昭衍三十五年,初冬。
這一天,朱紅色的宮牆內外均是小雪漫天,星星點點的細碎雪花落在了兩位新人的頭上。
大燕的太子殿下與他心心念念的姑娘皆是一襲大紅袍,數十根金線被巧手的繡娘攢成一股,在婚袍的衣領和袖口的位置分彆繪製了各種吉祥圖案,大氣又不失喜慶。
隔著冕旒上串著的各色玉珠,王烈餘光瞥見明月似乎有些緊張,他仿佛沒看見身後那些隨行記錄的禮部官員一樣,徑直伸出自己沙包大的手掌將一旁縮著的白皙小手包裹得嚴嚴實實。
果然,明月的手很涼。
明月被他突如其來的舉動嚇了一跳,一時間甚至都忘了要抽回自己的手,就這麼被王烈握著走了一會兒,她才紅著臉頰在王烈耳邊呢喃道:“殿下彆這樣,他們還都看著呢...”

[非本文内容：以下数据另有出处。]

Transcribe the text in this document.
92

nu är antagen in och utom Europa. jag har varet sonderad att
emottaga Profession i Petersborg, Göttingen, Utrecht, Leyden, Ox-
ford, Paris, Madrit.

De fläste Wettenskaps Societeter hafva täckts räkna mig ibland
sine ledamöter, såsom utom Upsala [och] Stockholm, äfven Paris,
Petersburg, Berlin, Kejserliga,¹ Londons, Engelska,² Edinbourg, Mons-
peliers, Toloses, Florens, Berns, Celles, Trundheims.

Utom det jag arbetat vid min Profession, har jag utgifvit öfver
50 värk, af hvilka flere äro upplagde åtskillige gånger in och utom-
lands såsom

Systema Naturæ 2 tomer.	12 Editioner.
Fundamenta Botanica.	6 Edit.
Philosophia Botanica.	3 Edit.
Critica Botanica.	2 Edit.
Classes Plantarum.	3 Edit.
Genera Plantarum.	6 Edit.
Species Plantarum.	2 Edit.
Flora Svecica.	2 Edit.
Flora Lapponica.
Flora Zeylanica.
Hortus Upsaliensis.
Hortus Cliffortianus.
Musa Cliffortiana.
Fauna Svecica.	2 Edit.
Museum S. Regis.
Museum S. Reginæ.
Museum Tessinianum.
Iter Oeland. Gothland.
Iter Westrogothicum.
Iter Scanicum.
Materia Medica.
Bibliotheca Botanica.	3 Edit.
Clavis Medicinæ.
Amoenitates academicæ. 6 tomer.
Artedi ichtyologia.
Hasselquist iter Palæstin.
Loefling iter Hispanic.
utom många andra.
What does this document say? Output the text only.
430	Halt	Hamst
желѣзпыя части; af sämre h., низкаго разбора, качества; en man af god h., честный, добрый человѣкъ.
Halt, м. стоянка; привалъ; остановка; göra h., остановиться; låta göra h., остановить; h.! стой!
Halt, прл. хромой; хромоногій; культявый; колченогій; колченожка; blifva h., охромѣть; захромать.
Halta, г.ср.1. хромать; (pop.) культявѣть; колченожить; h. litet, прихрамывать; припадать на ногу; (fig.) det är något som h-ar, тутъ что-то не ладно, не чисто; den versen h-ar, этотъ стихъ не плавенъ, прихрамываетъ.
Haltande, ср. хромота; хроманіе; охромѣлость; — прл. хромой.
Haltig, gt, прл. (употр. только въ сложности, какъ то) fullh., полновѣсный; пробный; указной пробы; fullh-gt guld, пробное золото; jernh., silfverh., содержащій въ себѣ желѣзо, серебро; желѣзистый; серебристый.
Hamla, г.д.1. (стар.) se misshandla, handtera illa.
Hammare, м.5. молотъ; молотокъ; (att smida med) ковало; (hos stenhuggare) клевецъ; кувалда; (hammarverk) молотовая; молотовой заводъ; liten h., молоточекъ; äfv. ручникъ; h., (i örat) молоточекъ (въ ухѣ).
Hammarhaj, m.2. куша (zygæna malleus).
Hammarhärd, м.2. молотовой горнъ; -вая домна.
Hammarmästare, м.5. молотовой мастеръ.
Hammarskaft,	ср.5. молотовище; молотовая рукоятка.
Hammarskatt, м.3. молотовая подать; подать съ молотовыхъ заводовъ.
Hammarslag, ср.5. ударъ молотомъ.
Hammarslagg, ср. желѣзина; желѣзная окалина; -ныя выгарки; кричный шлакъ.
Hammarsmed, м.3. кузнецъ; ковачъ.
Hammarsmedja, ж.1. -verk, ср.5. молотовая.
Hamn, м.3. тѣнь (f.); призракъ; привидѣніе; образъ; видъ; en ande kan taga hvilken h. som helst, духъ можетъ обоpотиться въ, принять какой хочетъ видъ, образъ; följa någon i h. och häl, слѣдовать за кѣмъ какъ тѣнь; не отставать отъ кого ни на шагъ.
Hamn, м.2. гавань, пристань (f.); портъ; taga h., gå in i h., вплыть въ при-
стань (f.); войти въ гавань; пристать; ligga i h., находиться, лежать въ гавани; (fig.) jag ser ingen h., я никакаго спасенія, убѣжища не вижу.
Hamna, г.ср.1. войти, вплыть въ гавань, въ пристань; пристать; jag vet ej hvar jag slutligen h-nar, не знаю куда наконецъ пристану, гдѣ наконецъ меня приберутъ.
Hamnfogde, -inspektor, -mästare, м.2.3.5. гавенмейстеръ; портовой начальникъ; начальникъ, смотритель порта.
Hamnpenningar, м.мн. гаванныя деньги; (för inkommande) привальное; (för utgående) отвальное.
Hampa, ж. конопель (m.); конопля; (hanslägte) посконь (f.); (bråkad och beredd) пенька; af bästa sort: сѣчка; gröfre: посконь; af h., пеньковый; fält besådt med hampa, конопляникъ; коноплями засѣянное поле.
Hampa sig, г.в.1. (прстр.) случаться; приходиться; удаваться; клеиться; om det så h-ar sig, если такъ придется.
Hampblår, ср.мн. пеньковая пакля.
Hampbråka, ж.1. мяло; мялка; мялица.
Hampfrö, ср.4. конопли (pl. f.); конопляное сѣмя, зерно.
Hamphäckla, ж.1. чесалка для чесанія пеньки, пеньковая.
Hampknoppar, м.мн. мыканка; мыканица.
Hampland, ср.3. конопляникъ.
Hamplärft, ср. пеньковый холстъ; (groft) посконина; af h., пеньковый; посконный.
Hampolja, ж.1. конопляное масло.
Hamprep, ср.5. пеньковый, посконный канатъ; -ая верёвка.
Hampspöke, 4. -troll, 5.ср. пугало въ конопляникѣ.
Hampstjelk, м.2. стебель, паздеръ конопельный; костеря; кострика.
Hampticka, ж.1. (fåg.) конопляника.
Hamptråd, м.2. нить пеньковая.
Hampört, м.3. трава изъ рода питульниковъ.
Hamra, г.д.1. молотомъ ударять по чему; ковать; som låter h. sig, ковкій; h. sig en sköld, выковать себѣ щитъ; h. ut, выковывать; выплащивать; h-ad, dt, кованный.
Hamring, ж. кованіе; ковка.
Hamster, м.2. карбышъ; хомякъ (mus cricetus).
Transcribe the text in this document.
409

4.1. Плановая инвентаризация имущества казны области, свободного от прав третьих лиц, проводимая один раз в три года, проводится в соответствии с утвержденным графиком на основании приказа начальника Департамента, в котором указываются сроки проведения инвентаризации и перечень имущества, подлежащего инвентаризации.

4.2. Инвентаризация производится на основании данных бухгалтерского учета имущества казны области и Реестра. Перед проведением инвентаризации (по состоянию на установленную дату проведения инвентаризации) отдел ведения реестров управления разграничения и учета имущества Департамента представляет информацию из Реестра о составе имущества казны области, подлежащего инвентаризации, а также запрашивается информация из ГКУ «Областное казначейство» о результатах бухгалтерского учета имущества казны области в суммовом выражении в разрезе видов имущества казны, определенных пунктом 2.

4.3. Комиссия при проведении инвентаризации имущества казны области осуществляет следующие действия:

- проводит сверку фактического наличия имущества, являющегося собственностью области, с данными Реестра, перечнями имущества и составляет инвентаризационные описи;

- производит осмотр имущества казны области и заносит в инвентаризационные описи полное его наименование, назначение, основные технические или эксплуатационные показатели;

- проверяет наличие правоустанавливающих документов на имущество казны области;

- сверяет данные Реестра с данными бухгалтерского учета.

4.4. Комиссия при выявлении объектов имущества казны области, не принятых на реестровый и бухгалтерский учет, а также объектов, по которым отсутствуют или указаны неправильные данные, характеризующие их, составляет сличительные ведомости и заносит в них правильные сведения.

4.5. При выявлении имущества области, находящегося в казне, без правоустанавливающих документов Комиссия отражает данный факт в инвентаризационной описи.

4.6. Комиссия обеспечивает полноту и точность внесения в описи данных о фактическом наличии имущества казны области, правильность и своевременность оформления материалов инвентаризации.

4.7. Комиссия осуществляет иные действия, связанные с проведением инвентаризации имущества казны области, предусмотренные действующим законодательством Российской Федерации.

王烈朝著明月咧嘴一笑,隨即回頭看向離自己最近的梅執禮,“老梅,你走太快了。”
禮部尚書梅執禮是誰?
要讓正笑嘻嘻觀望這裡的王詡來評價的話,那這位就是人精中的人精,堪稱大燕官場上的常青樹。
果然,這位常青樹立刻笑吟吟地開口道:“殿下恕罪,殿下恕罪,唉,老臣眼神不濟加之漫天雪花蒙了雙眼,一不留神就走到了您身邊,是該慢著走,是該慢著走,哈哈哈...”
隻見這位眼神不濟的老尚書隨即腳步一停,駐足原地,嚴嚴實實地擋住了禮部其餘官員前行的路,讓他們都停了下來。
“諸位,瑞雪兆豐年啊!這雪真漂亮!你們怎麼看?”梅執禮微眯老眼,仰著頭看雪。
“嗯嗯,是極是極!”一眾臣子紛紛點頭感慨,大讚老尚書有一雙慧眼,能識雪花飄飄,逸趣橫生,可謂天生妙人。
“現在可沒有人在看咱們了。”
王烈說著拉過明月那雙小手,放在自己掌心暖了又暖,甚至還哈了哈氣,憨笑道:“看看這雙手,冰涼。”
見明月還是很緊張,王烈擠眉弄眼道:“怕啥,父皇和母後又不是妖魔鬼怪,還能吃了你不成?”
“可是我的出身...”明月抿著嘴。
王烈聞言,望著明月那張精致的臉龐長歎了一口氣,看來她還是心中有所擔憂。
“月兒,你的父親是春秋學宮大學官明仁,地位尊崇。”
“他出行六國,排場待遇並不比帝王將相差。而你,本就是學宮中的最璀璨那顆明珠,若非遭難蒙塵,恐怕也不會在機緣巧合之下與我這個隻知道打仗的大老粗結為夫妻。”
明月剛要開口反駁,王烈正色道:“聽我說完。”
“我時常在想,前世到底積了多少德,才換得今生這樣一位這麼多年來始終不離不棄的妻子在等我打完仗回來娶她回家。”
“說實話,我並不看重所謂的地位,無論是我的,還是你的。我久在軍中,深知無論什麼地位發出的命令,都不足以讓兵士把命心甘情願地賣給你。”
“唯有真心換真心,手足比手足,他們才會心甘情願地為我,為大燕,衝上戰場去赴死。”
王烈拉著逐漸被暖意裹住的小手,將其貼緊在自己的胸膛上,讓她感受一下什麼是男兒熱血。
“我王烈這輩子乾過最成功的一件事,不是在戰場上殺了多少敵軍,立下了多少戰功,而是娶了你,娶回了我最愛的女子。”
望著那雙虎目,明月鼻子一酸,剛要落淚卻被王烈抱在了懷裡。
多年的辛酸化作洪流不斷衝擊著內心,讓這個內心已經千瘡百孔的女子再也無法強裝堅強,她癱在愛人的肩膀上抽噎著,哽咽著。
年幼時家破人亡,姿色漸豐時被攬月樓強行選為花魁不得贖身,隻是因為她是罪人之女,要替父親“贖罪”。
當她已經心灰意冷,自覺此生無望之際,這個男人猶如一道明亮如熾陽般的光,驅散了四周黑暗,也重新點亮了她的希望。
而學宮的坍塌,令各處攬月樓群龍無首,伴隨著這個男人的弟弟出現,他以春秋學宮宮主的身份將攬月樓背地裡的黑惡勾當被一舉拔除,甚至還專程找到自己,還了她自由身。